Kitapsız, okumasız bir yaşam nice eksiktir, nice yavandır.

Sağ olsunlar şair, öykücü, romancı yazar, şair dostlarım bana kitaplarıyla ‘merhaba’ dedikçe içimdeki sevinci anlatmam olası değil.

İyi ki kitaplar var, onlara emek veren, yaşam veren yazarlar, şairler, aydınlar, bilim ve ekin insanları var.

Kitaplığım varsıllaştıkça ben de donanıyorum, çoğalıyorum, kalabalıklaşıyorum.

Sözü uzatmadan yine kitaba getireceğim. Bugün öyküden, şiirden, denemeden üç konuğum var.

Çeşitli yazın dergilerinde öyküleri yayımlanıyor Buket Başaran Akkaya’nın. İzmir Devlet Tiyatrosu’nda “Dekoratör/Kostüm Kreatörü” olarak görev yapıyor. İlk öykü kitabı “Su ve Hayat” İlya Yayınevi’nden 2009’da çıkmıştı.

Annesi Gülter Yalman’ın anlatımından yola çıkarak derlediği masalları “Gül Annemin Masalları” adıyla 2016’da yayımladı. Birçok seçkide öyküleri yer aldı. Ayrıca yayımlanan oyunları da var.

Bu kez “Öteki Beriki” adlı öykü kitabıyla okuruna ulaştı. Mart 2019’da Kurgu Kültür Merkezi Yayınları’ndan çıkan kitapta Akkaya’nın 19 öyküsü yer alıyor.

Yine bir öykü yazarı Hande Baba da Akkaya’nın öyküleri için şunları yazmış arka kapakta:

“Buket Başaran Akkaya’nın kısa ve vurucu öykülerini okurken yolda ya da herhangi bir yerde hiç ilgimi çekmeyecek, bir kez olsun dönüp bakmayacağım insanların alışılagelmiş hâllerinin ardını gördüm. Sıradanlığın derinliğine inerken yaşadığım çarpışmalar beni ‘Belki de sıradan tek bir kişi dahi yok; onları öyle bulan, öyle bulmayı tercih edip görmezden gelen bizleriz’ sorgulamasına itti.”

Akkaya, dili zorlamadan, akıcı bir anlatımla okunur kılıyor öykülerini.

Çoğuna tanık olduğumuz, rastladığımız, yaşanmışlıkların da içinden geçen öykülere katıyor bizi.

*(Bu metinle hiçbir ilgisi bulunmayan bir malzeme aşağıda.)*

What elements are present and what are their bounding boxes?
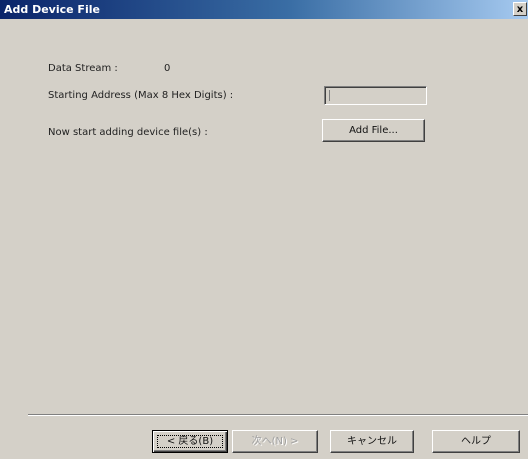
data-stream-label: Data Stream :: [48, 63, 118, 74]
cancel-button-label: キャンセル: [347, 436, 397, 447]
cancel-button[interactable]: キャンセル: [330, 430, 414, 453]
add-files-label: Now start adding device file(s) :: [48, 127, 208, 138]
window-title: Add Device File: [4, 3, 100, 16]
starting-address-input[interactable]: [324, 86, 427, 105]
text-caret: [329, 90, 330, 101]
footer-separator: [28, 414, 528, 416]
close-icon[interactable]: x: [513, 2, 527, 16]
back-button[interactable]: < 戻る(B): [152, 430, 228, 453]
back-button-label: < 戻る(B): [166, 436, 214, 447]
next-button[interactable]: 次へ(N) >: [232, 430, 318, 453]
help-button[interactable]: ヘルプ: [432, 430, 520, 453]
data-stream-value: 0: [164, 63, 171, 74]
next-button-label: 次へ(N) >: [251, 436, 299, 447]
add-file-button-label: Add File...: [349, 125, 398, 136]
add-file-button[interactable]: Add File...: [322, 119, 425, 142]
title-bar[interactable]: Add Device File x: [0, 0, 528, 19]
help-button-label: ヘルプ: [461, 436, 491, 447]
starting-address-label: Starting Address (Max 8 Hex Digits) :: [48, 90, 234, 101]
add-device-file-dialog: Add Device File x Data Stream : 0 Starti…: [0, 0, 528, 459]
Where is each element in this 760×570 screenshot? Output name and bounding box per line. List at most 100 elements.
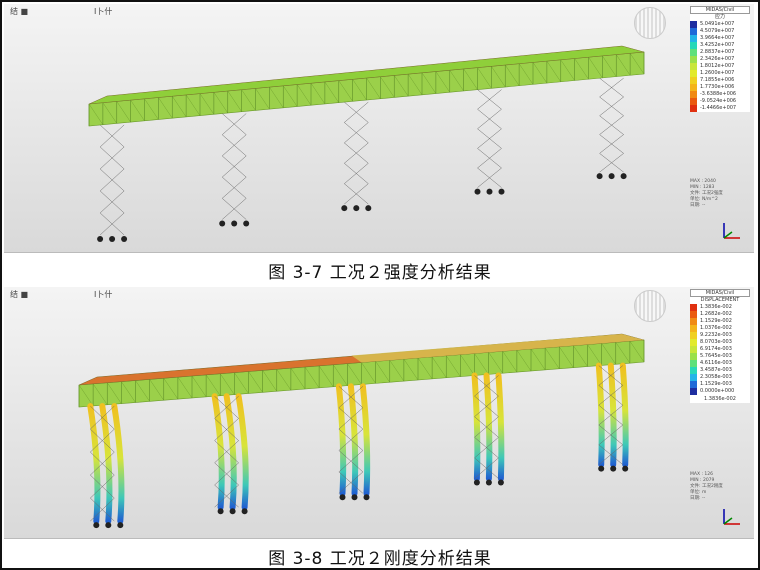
panel1-legend-title: 应力 [714, 14, 725, 20]
pier-base [363, 494, 370, 501]
legend-swatch [690, 21, 697, 28]
legend-value: 4.6116e-003 [700, 360, 732, 366]
legend-row: 1.0376e-002 [690, 325, 750, 332]
legend-swatch [690, 360, 697, 367]
legend-value: 5.7645e-003 [700, 353, 732, 359]
pier-column [483, 372, 493, 482]
pier-base [217, 508, 224, 515]
panel1-legend-head: MIDAS/Civil [690, 6, 750, 14]
panel2-legend-scale: 1.3836e-002 1.2682e-002 1.1529e-002 1.0376e… [690, 304, 750, 395]
pier-base [105, 522, 112, 529]
legend-swatch [690, 304, 697, 311]
legend-row: -3.6388e+006 [690, 91, 750, 98]
legend-value: 1.3836e-002 [700, 304, 732, 310]
legend-swatch [690, 353, 697, 360]
panel2-legend-head: MIDAS/Civil [690, 289, 750, 297]
legend-value: 1.0376e-002 [700, 325, 732, 331]
legend-row: 8.0703e-003 [690, 339, 750, 346]
pier-base [365, 205, 372, 212]
legend-swatch [690, 49, 697, 56]
panel2-legend-title: DISPLACEMENT [700, 297, 740, 303]
pier-base [121, 235, 128, 242]
pier-base [353, 205, 360, 212]
pier-base [341, 205, 348, 212]
legend-row: 4.6116e-003 [690, 360, 750, 367]
pier-base [474, 188, 481, 195]
legend-row: 3.4252e+007 [690, 42, 750, 49]
pier-base [473, 479, 480, 486]
legend-swatch [690, 346, 697, 353]
legend-swatch [690, 105, 697, 112]
legend-row: 3.9664e+007 [690, 35, 750, 42]
legend-value: 1.2600e+007 [700, 70, 735, 76]
legend-row: 1.1529e-003 [690, 381, 750, 388]
legend-value: 1.1529e-003 [700, 381, 732, 387]
legend-value: 3.4587e-003 [700, 367, 732, 373]
legend-value: -3.6388e+006 [700, 91, 737, 97]
bridge-model-displacement [78, 333, 645, 529]
legend-row: 1.7730e+006 [690, 84, 750, 91]
legend-row: 1.1529e-002 [690, 318, 750, 325]
info-line: 日期: -- [690, 203, 706, 208]
legend-swatch [690, 91, 697, 98]
legend-swatch [690, 325, 697, 332]
legend-value: 2.3426e+007 [700, 56, 735, 62]
legend-row: 2.3426e+007 [690, 56, 750, 63]
pier-column [619, 362, 629, 468]
legend-swatch [690, 70, 697, 77]
pier-column [335, 383, 347, 497]
legend-value: 1.1529e-002 [700, 318, 732, 324]
pier-base [219, 220, 226, 227]
axis-triad-icon [723, 223, 740, 239]
legend-value: 7.1855e+006 [700, 77, 735, 83]
legend-row: -1.4466e+007 [690, 105, 750, 112]
pier-column [595, 362, 605, 468]
legend-row: 9.2232e-003 [690, 332, 750, 339]
legend-row: 4.5079e+007 [690, 28, 750, 35]
legend-swatch [690, 388, 697, 395]
pier-base [608, 173, 615, 180]
legend-value: -9.0524e+006 [700, 98, 737, 104]
legend-swatch [690, 374, 697, 381]
pier-base [620, 173, 627, 180]
legend-value: 4.5079e+007 [700, 28, 735, 34]
pier-base [610, 465, 617, 472]
panel1-info: MAX : 2040 MIN : 1283 文件: 工况2强度 单位: N/m^2 日期… [690, 179, 748, 209]
legend-row: 2.8837e+007 [690, 49, 750, 56]
pier-base [339, 494, 346, 501]
legend-value: 1.8012e+007 [700, 63, 735, 69]
legend-value: -1.4466e+007 [700, 105, 737, 111]
pier-base [241, 508, 248, 515]
pier-column [495, 372, 505, 482]
legend-value: 2.8837e+007 [700, 49, 735, 55]
legend-row: 3.4587e-003 [690, 367, 750, 374]
legend-row: 5.0491e+007 [690, 21, 750, 28]
panel1-legend: MIDAS/Civil 应力 5.0491e+007 4.5079e+007 3.9… [690, 6, 750, 112]
legend-value: 1.7730e+006 [700, 84, 735, 90]
pier-base [596, 173, 603, 180]
legend-value: 3.4252e+007 [700, 42, 735, 48]
legend-swatch [690, 42, 697, 49]
pier-base [485, 479, 492, 486]
legend-value: 8.0703e-003 [700, 339, 732, 345]
pier-base [622, 465, 629, 472]
legend-row: 1.2600e+007 [690, 70, 750, 77]
pier-column [347, 383, 359, 497]
legend-value: 5.0491e+007 [700, 21, 735, 27]
pier-base [93, 522, 100, 529]
pier-column [235, 393, 249, 511]
pier-base [598, 465, 605, 472]
pier-base [351, 494, 358, 501]
legend-value: 2.3058e-003 [700, 374, 732, 380]
pier-base [117, 522, 124, 529]
figure-3-7-caption: 图 3-7 工况２强度分析结果 [268, 263, 492, 283]
legend-swatch [690, 35, 697, 42]
figure-3-8-panel: 结 ■ Ⅰ卜什 MIDAS/Civil DISPLACEMENT 1.3836e… [4, 287, 754, 539]
pier-base [497, 479, 504, 486]
legend-value: 9.2232e-003 [700, 332, 732, 338]
legend-swatch [690, 56, 697, 63]
software-logo [634, 290, 666, 322]
pier-base [229, 508, 236, 515]
legend-swatch [690, 63, 697, 70]
bridge-model-stress [88, 45, 645, 242]
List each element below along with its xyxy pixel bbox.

Ahmet Günbaş aracılığıyla tanıştım İbrahim Eroğlu’yla; Küçükkuyu’da, Ahmet Uysal’ı anma etkinliğinde.

İncelik gösterip yeni şiir kitabı Portekiz Dörtlükleri’ni imzalayıp verdi.

Eroğlu 1980’den beri Hollanda’da yaşıyormuş. La Hey’de bir ilköğretim okulunda sınıf öğretmeni olarak çalışıyormuş. Bugüne dek beşi gülmece, dördü şiir olmak üzere dokuz kitabı yayımlanmış.

Portekiz Dörtlükleri’nden tadımlık dizelerle merhaba diyelim Eroğlu’na:

Uçaklar alçalırken akşamları

Kuyumcu dükkânları gibi görünür Lizbon sokakları

Ankara’nın bilirim halbuki

Sabahları öyle değildir o sokakların araları

Bahar geldi diye

Pikniğe gidiyorlar Portekiz’in kızları

Yeni açılmış papatyalara çeviriyorlar

O Anadolu’dan bildiğimiz kırları

Seval Arslan’dan denemeler

Deneme, kısaca belirli bir konuya ilişkin olarak kişisel duygu ve düşüncelerin anlatıldığı metin türü olarak tanımlanırsa da göründüğü kadar kolay değil.

Şiire, resme çalışan, yazma tutkusunu eksiltmeyen Seval Arslan, yazın-sanat dergilerine, gazete köşelerine “derince” başlığıyla yazdıklarından bir seçki yapıp “Söze Derince Dokunuş” dedi bu kez.

Manisa Haber ve Çağrı haber gazeteleri, Patika, Kasabadan Esinti, Kasaba Sanat, Kurşun Kalem, Mühür, Tmolos, Şehir yazın-sanat dergilerinde yer alan yazılarında Seval Arslan insanı, insan hallerini, kadınları, komşulukları, geçmişe yolculukları, dost kitapları yazmış.

“İçinde duygu olmayan hiçbir sözün, resmin, yazının, davranışın” anlam taşımadığına inandığı için “yaşama anlam katmak, yüreğinin sesini başka yüreklere de dokunmak” için yazdığını söylüyor Arslan.

Mühür Yayınları’ndan Şubat 2019’da çıkan Söze Derince Dokunuş 144 sayfa.